示例#1
0
def create_splash(input_file, output_file, separator, spectrum_type, spectrum_col, origin_col):
    start_time = time.time()
    splasher = Splash()

    with open(input_file, 'r') as f, \
        (open(output_file, 'w') if output_file is not None else sys.stdout) as fout:

        for i, line in enumerate(f):
            # Handle input
            line = line.strip().split(separator)

            origin = line[origin_col - 1]
            spectrum_string = line[spectrum_col - 1]

            spectrum = Spectrum(spectrum_string, spectrum_type)
            splash_code = splasher.splash(spectrum)

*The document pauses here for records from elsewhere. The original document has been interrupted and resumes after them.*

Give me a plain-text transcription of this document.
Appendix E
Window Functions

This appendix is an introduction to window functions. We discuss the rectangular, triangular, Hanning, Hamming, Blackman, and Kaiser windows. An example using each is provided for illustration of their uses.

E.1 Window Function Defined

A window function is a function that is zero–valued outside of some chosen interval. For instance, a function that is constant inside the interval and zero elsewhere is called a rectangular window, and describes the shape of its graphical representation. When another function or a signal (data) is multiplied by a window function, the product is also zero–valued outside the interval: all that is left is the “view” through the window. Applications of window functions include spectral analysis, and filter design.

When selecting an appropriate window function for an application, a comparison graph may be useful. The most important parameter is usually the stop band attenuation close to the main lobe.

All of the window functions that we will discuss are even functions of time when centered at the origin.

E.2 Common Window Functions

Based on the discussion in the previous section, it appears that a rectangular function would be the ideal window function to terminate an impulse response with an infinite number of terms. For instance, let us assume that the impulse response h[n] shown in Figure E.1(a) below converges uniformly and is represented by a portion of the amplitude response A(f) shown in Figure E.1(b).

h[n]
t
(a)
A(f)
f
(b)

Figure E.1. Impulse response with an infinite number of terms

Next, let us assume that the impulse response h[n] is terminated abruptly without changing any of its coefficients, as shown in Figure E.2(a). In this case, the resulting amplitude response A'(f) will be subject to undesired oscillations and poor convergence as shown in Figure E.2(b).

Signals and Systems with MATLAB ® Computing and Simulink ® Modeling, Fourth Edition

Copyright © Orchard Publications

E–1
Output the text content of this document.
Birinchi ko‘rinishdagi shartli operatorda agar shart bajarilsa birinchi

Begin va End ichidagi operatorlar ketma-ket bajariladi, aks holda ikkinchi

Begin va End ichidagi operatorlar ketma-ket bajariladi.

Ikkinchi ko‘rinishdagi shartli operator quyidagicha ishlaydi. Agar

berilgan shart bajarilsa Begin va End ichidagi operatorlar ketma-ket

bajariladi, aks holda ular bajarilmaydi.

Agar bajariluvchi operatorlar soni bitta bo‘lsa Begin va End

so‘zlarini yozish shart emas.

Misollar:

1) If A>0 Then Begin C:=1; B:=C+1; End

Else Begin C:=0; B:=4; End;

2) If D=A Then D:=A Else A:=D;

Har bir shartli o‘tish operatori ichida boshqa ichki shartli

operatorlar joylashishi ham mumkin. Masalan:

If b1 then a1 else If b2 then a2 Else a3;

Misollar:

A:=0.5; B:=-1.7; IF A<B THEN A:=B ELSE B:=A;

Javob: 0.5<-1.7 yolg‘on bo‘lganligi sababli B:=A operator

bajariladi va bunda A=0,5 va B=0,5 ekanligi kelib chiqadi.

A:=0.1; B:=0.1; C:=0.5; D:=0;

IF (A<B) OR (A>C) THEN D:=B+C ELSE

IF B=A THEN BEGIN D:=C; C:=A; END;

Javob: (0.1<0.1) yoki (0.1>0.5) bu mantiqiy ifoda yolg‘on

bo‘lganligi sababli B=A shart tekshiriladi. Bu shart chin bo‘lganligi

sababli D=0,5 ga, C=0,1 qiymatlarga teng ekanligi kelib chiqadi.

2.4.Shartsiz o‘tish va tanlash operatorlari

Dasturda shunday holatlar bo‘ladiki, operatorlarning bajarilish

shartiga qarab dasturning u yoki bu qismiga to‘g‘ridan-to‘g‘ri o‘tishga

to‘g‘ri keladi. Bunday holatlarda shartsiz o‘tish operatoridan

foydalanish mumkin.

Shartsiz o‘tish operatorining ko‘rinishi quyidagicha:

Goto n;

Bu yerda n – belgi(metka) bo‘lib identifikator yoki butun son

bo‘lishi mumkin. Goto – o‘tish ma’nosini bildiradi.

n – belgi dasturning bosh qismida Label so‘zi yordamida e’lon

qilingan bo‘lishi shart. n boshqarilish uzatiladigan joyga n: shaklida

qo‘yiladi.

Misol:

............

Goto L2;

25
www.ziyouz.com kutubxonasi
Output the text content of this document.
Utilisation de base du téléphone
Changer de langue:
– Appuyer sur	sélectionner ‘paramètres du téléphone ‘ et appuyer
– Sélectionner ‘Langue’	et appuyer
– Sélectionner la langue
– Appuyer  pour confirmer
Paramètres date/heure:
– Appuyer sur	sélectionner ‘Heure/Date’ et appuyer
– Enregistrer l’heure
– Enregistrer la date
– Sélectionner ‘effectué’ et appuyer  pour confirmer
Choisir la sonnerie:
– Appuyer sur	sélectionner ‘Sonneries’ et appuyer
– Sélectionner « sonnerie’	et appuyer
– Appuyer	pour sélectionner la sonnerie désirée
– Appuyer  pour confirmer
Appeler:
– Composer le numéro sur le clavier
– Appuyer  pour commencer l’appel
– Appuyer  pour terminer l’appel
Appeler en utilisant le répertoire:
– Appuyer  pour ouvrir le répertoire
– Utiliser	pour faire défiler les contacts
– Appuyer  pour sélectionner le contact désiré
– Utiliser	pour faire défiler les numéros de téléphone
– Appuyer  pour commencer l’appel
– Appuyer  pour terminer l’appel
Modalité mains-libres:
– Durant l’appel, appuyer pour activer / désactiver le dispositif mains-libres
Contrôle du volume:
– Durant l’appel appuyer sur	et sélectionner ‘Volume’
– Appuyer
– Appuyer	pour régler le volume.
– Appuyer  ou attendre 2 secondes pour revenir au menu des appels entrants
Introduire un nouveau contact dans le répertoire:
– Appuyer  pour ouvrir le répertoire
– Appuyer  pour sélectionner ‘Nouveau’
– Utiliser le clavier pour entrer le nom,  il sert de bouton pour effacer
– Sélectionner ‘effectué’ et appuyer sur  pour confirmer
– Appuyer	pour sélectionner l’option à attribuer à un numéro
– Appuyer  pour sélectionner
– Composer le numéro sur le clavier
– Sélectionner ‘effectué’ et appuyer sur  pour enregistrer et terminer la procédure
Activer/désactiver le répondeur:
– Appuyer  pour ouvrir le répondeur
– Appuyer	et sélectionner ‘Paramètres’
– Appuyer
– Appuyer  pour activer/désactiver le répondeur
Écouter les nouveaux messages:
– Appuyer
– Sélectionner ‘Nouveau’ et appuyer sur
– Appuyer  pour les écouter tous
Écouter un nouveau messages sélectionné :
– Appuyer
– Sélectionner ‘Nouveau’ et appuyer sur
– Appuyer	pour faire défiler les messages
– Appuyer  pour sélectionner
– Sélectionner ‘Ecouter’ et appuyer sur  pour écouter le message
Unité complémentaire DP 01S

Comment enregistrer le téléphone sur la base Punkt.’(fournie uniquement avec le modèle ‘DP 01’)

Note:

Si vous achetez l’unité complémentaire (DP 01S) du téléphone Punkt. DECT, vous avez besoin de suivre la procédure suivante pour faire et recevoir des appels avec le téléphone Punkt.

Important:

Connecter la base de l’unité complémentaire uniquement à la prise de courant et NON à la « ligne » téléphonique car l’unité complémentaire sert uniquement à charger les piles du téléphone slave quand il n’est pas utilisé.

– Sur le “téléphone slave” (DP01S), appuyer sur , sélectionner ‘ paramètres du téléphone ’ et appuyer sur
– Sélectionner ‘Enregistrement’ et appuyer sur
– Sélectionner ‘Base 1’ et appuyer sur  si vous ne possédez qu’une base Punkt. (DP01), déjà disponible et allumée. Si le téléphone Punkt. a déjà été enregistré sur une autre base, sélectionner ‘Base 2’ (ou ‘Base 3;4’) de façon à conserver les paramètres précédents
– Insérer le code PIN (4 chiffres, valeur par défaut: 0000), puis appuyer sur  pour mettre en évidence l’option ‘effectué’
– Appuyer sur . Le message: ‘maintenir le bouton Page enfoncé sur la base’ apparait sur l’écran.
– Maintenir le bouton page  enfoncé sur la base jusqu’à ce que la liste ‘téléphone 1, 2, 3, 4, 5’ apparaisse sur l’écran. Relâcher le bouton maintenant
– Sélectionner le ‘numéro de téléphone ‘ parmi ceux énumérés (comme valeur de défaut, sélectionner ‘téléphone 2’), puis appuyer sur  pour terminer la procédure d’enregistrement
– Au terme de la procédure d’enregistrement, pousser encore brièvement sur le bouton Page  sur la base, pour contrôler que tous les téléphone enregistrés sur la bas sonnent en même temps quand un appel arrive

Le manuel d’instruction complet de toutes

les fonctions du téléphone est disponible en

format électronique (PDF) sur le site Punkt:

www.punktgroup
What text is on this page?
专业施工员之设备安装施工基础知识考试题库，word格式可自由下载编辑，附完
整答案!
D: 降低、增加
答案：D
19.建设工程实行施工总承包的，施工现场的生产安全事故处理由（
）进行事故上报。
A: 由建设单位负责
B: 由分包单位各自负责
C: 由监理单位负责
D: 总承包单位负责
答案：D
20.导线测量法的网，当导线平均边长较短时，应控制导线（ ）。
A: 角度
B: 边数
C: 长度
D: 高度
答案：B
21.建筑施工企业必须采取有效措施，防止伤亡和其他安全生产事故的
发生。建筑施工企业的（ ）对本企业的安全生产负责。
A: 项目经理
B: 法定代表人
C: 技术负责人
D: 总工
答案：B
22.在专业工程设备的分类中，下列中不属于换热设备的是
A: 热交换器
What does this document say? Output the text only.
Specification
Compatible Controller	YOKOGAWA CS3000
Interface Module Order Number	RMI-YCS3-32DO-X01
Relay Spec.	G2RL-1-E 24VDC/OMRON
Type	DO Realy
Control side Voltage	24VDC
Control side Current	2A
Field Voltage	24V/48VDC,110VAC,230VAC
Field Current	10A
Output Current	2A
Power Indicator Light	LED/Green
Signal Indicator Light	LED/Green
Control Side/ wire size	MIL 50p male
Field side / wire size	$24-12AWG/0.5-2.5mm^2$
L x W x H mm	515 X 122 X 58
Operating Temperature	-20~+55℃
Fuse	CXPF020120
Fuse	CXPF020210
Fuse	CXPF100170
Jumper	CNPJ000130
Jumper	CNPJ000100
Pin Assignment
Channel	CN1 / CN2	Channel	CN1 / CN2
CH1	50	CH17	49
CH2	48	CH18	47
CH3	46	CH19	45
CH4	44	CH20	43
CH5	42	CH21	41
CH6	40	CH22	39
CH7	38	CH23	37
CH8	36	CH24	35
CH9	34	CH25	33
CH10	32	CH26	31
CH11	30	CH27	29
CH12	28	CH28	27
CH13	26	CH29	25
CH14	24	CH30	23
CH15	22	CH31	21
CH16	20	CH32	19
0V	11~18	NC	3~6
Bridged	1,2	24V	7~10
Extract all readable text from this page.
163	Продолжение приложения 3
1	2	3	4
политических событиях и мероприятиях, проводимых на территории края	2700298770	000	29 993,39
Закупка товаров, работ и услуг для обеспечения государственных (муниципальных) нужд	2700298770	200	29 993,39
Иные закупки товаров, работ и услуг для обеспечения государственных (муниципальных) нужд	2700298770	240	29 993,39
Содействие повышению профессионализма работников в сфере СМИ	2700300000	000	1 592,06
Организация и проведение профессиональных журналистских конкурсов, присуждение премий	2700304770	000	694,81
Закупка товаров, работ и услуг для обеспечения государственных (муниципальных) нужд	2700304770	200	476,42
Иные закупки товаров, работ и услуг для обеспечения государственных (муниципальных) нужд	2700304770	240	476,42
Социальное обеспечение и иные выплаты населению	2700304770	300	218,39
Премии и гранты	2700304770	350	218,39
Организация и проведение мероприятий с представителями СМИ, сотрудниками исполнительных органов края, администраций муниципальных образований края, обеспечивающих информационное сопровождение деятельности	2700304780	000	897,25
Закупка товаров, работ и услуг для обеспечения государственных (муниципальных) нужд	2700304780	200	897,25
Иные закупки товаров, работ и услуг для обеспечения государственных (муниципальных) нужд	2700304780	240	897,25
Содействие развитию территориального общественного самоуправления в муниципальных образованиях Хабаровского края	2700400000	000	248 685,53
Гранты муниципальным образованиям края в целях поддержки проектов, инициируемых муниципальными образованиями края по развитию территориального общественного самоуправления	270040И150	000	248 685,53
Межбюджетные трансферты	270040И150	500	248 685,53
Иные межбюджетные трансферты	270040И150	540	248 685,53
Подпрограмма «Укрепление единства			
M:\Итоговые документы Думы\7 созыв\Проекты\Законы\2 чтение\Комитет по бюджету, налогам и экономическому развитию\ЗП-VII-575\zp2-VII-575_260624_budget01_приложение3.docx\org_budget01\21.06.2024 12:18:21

            # Print the spectrum id with the calculated splash id
            print(splash_code, *line, sep = separator, file = fout)

            if (i + 1) % 10000 == 0:
                print('processed %d spectra, %.2f ms average time to splash a spectrum' % (i + 1, 1000 * (time.time() - start_time) / (i + 1)), file = sys.stderr)

    print('finished processing, processing took: %.2f s' % (time.time() - start_time), file = sys.stderr)
    print('processed %d spectra' % (i + 1), file = sys.stderr)
    print('average time including io to splash a spectra is %.2f ms' % (1000 * (time.time() - start_time) / (i + 1)), file = sys.stderr)